Dear Sleepless: Your subconscious is telling you it's time to move to a drier climate. And, you should lay off the caffeine.
Dear Dr. Dreamweaver: I'm a mother of three small children. Recently, I dreamed they all were sitting around the kitchen table, chewing on my purse. Please explain. Signed, Nervous in Nantucket.
Dear Nervous: Your signature is apt because this is what we professionals call an "anxiety dream." You're anxious about how much it costs to raise your children, and that manifests in this dream in which they're gobbling up your purse. These dreams are nothing to worry about, though they do tend to recur. As your children get older, particularly as they approach college age, you may find they're chewing up your 401(k) as well.
Dear Dr. Dreamweaver: I work in a large office. Recently, I've had several dreams where the walls of my cubicle are closing in on me. These dreams are very frightening, and I wake up in a sweat. Is my subconscious trying to tell me something? Signed, Claustrophobic in Columbus.
Dear Claustrophobic: Dreams often illuminate stresses from our daily lives. Your cubicle dream indicates you feel pressured and alone in your job. The company may be growing, and you fear you'll be squeezed out by new employees who are younger, more ambitious and better-looking than you. Your subconscious is telling you it's time to update your resume.
Dear Dr. Dreamweaver: I recently dreamed I was in a Chinese restaurant, ordering pork dumplings, when I got into an argument with the knife-wielding chef because I insisted on paying him in Oreos. Does this mean I'm crazy? Signed, Alarmed in Albuquerque.
Dear Alarmed: Yes.
Dear Dr. Dreamweaver: I often have wonderful dreams in which I'm no longer a computer nerd. Instead, I'm a rock star, surrounded by beautiful, adoring women. Could this mean I should take up the guitar? Signed, Lonely in Los Angeles.
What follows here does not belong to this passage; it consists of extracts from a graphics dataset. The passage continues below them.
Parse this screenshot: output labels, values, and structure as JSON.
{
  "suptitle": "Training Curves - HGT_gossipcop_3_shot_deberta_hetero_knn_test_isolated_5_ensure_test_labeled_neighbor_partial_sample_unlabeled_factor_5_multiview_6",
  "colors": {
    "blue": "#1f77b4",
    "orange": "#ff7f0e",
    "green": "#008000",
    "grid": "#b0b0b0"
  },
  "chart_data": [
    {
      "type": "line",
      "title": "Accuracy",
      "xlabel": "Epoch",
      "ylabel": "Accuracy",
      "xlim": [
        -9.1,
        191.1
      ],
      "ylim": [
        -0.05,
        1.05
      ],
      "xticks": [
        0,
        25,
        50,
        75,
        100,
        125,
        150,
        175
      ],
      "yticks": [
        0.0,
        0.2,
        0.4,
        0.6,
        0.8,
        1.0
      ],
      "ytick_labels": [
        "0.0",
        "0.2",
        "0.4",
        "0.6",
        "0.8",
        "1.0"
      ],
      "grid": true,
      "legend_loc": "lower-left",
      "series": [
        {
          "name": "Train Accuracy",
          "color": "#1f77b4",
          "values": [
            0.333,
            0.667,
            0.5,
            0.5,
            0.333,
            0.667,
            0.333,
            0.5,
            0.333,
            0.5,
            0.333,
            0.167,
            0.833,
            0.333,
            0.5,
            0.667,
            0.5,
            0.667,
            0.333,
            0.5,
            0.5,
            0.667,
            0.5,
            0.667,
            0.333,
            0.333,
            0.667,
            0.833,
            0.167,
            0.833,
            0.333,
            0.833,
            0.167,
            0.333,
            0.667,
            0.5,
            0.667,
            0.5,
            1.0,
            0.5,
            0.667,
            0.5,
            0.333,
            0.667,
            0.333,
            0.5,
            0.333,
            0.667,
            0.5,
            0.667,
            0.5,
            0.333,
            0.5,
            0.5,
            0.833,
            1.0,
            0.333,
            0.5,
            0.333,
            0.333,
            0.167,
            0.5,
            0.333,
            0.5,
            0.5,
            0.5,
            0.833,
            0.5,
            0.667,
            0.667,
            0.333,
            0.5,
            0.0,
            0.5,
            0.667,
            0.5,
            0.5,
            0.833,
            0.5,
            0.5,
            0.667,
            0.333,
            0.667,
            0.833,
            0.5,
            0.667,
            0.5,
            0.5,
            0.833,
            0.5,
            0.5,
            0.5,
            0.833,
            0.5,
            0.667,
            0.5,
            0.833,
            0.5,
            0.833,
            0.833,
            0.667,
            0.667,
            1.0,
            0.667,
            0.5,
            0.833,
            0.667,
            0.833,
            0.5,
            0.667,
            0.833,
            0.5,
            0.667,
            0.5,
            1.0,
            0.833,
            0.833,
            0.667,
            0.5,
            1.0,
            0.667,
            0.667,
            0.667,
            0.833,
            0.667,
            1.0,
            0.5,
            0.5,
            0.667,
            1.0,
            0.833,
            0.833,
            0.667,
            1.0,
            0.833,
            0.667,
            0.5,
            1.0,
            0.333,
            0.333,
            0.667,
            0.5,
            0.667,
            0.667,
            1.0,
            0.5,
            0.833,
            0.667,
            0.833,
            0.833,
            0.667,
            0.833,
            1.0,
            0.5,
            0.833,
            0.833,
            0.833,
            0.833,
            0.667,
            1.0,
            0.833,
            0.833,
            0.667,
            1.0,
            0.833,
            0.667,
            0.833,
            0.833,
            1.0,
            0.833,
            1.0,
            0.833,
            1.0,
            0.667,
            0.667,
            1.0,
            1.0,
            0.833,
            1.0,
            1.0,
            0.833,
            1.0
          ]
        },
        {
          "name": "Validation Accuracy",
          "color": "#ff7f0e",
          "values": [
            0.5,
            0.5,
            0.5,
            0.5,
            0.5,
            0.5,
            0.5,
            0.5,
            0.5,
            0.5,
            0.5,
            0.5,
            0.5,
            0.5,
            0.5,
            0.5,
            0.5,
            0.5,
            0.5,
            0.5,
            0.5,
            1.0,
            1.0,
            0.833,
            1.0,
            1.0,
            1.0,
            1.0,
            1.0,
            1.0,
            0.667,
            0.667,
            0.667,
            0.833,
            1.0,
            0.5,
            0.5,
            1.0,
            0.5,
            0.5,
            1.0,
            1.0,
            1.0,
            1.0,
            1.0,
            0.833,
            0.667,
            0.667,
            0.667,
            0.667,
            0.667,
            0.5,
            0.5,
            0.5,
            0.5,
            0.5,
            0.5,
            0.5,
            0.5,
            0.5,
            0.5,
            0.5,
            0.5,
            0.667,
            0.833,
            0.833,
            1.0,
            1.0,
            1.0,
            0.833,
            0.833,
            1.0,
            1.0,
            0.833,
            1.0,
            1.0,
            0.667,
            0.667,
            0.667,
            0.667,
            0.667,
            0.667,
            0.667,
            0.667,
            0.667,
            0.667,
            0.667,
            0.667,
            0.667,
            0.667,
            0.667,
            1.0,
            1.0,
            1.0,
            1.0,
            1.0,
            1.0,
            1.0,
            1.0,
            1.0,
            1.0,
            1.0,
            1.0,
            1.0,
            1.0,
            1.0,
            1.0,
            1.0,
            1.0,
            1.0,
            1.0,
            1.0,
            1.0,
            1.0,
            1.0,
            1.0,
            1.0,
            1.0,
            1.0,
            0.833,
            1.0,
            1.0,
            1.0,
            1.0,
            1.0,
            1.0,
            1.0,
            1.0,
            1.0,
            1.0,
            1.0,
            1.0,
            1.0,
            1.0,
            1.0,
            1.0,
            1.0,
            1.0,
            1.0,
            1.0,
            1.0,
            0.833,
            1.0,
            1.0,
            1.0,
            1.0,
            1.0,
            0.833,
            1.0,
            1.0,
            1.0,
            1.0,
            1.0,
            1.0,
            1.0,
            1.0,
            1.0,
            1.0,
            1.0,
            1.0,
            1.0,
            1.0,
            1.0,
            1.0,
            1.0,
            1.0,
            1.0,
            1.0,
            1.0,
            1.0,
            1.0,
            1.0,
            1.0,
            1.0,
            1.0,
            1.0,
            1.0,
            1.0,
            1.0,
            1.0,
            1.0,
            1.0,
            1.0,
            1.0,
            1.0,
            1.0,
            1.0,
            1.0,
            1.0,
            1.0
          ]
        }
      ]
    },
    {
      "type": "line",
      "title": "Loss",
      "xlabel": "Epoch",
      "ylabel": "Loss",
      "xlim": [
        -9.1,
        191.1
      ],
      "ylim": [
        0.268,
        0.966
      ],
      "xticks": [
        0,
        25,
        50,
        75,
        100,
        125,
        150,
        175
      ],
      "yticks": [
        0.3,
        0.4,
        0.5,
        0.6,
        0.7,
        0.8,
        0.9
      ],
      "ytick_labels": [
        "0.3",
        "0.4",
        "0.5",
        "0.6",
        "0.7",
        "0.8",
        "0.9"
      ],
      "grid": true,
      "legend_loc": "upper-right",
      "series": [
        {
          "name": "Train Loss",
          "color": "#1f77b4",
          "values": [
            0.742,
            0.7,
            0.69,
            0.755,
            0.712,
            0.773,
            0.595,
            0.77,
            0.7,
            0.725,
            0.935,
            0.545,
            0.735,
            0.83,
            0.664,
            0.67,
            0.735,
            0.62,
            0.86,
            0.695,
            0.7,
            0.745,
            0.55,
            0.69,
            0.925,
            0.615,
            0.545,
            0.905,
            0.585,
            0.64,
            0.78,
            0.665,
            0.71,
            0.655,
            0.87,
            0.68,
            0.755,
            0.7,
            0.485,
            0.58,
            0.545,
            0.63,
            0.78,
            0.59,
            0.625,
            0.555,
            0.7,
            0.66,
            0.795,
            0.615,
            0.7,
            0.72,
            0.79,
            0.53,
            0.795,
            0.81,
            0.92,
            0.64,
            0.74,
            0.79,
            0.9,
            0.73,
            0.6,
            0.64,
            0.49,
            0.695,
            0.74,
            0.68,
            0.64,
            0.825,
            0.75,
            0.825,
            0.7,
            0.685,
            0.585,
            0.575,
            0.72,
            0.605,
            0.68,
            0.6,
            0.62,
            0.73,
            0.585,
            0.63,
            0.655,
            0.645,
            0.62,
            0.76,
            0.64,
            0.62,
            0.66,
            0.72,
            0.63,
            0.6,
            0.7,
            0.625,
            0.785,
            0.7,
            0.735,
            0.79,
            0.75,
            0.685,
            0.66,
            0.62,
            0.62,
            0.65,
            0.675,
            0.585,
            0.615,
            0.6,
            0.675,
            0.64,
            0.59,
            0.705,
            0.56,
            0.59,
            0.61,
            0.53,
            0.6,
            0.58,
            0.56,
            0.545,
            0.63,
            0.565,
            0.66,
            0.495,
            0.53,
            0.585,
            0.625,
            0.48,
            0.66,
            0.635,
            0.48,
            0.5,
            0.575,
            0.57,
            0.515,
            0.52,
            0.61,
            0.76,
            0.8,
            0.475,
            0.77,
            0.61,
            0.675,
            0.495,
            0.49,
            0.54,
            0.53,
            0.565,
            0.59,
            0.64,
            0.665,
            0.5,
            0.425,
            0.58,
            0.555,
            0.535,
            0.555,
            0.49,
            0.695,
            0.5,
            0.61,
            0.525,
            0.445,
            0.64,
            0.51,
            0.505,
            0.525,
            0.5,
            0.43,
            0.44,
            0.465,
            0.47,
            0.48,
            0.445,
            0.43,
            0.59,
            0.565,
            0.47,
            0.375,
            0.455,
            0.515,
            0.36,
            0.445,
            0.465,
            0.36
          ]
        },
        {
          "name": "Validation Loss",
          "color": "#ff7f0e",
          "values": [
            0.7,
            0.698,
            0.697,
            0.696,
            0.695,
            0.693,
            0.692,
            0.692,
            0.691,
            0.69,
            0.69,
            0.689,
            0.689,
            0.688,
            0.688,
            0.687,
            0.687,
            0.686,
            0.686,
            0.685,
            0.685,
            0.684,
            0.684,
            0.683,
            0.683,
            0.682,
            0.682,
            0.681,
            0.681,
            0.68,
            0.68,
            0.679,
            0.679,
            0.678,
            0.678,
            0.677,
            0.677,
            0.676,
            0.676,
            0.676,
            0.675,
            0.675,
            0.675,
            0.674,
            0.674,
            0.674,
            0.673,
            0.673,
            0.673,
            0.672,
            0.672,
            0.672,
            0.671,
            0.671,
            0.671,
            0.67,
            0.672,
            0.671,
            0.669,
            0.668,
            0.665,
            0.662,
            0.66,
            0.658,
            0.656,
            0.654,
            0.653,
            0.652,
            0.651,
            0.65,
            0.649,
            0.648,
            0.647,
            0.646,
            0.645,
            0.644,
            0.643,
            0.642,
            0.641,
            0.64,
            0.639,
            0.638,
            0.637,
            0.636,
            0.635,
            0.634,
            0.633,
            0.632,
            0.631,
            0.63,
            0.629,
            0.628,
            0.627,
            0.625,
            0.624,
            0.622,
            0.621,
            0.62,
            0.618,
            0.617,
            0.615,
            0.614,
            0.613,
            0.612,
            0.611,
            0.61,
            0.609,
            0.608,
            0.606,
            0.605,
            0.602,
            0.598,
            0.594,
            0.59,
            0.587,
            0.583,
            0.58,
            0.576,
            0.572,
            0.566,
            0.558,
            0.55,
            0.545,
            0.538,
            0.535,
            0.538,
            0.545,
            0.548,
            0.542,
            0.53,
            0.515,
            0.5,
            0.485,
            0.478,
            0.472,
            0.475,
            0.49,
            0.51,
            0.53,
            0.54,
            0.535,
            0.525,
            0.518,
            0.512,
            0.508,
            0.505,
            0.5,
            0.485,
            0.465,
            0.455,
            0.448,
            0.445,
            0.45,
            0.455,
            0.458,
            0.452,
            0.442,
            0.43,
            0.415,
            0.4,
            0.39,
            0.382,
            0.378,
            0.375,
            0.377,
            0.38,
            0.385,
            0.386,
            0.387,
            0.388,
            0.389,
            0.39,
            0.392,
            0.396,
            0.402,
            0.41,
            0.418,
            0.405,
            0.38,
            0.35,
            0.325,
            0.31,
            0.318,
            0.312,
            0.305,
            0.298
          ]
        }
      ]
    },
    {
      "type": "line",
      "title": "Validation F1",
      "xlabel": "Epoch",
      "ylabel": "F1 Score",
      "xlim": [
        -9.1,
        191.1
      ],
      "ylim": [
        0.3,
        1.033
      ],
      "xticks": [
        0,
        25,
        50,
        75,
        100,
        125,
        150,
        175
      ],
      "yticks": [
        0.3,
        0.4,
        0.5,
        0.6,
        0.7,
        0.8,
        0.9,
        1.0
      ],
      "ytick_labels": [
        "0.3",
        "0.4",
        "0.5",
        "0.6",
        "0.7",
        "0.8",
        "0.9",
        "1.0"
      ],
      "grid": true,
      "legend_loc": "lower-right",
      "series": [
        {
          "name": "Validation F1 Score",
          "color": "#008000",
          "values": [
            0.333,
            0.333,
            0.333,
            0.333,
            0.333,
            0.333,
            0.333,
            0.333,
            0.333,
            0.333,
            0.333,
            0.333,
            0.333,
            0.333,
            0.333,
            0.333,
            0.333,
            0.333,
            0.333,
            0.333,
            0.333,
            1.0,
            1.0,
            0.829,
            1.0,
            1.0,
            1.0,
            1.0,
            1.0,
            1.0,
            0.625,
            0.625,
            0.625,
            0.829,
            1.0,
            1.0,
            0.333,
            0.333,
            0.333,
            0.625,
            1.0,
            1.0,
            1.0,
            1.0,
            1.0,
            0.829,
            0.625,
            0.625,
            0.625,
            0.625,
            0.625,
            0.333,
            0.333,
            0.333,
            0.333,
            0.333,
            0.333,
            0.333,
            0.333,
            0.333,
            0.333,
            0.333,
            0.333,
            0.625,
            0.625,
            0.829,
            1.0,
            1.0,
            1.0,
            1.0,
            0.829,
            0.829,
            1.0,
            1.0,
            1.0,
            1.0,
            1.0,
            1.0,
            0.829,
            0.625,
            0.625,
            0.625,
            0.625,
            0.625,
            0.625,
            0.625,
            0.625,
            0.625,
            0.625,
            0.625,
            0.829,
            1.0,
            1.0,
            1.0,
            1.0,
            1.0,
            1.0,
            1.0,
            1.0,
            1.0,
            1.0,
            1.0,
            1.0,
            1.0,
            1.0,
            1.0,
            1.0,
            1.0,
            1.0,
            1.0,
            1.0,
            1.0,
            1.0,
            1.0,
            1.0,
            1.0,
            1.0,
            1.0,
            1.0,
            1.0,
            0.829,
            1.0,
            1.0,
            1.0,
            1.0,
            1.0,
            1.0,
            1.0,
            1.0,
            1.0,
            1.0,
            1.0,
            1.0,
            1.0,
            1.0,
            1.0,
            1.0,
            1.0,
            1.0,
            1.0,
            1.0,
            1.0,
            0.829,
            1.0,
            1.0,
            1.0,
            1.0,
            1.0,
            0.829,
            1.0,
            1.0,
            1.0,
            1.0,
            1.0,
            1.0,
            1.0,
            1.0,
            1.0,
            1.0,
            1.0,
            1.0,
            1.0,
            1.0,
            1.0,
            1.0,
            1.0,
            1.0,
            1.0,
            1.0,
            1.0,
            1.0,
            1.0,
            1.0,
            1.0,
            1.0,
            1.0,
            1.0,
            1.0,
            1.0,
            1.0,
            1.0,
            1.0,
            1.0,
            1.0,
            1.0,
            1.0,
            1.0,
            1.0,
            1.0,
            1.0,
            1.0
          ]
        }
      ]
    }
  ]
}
Dear Lonely: In your dreams.
Dear Dr. Dreamweaver: I often dream that I'm taking the final exam in a college class. Usually, it's a class I've forgotten to attend the entire semester, and I know none of the answers on the quiz. This seems unusual to me, since I never attended college. Signed, Stumped in St. Louis.
Dear Stumped: These dreams are very common, indicating anxiety in your waking life. There's nothing to be done for them. Just be glad that you, unlike so many who have this dream, aren't taking the test in the nude.
Dear Dr. Dreamweaver: I often dream that I'm falling. I know that's not unusual, but in my dreams, I'm naked and plunging toward a large vat of creamed corn. What could this mean? Signed, Plummeting in Poughkeepsie.
Dear Plummeting: Dreams of falling often indicate a life that's unfulfilled or out of control. In your case, these dreams indicate you need to change careers. Look for something in professional wrestling or the adult entertainment industry.
Dear Dr. Dreamweaver: I have a recurring nightmare in which I'm surrounded by snakes. Snakes, snakes, everywhere. In the distance, there's a tall white monolith with a pointed top. What could this mean? Signed, Disturbed in D.C.
Dear Disturbed: A strict Freudian analysis of these dreams would uncover sexual connotations of various stripes, but the explanation is actually quite simple. Dr. Dreamweaver sees from your postmark that you live in Washington, where Congress is back in session. 'Nuff said.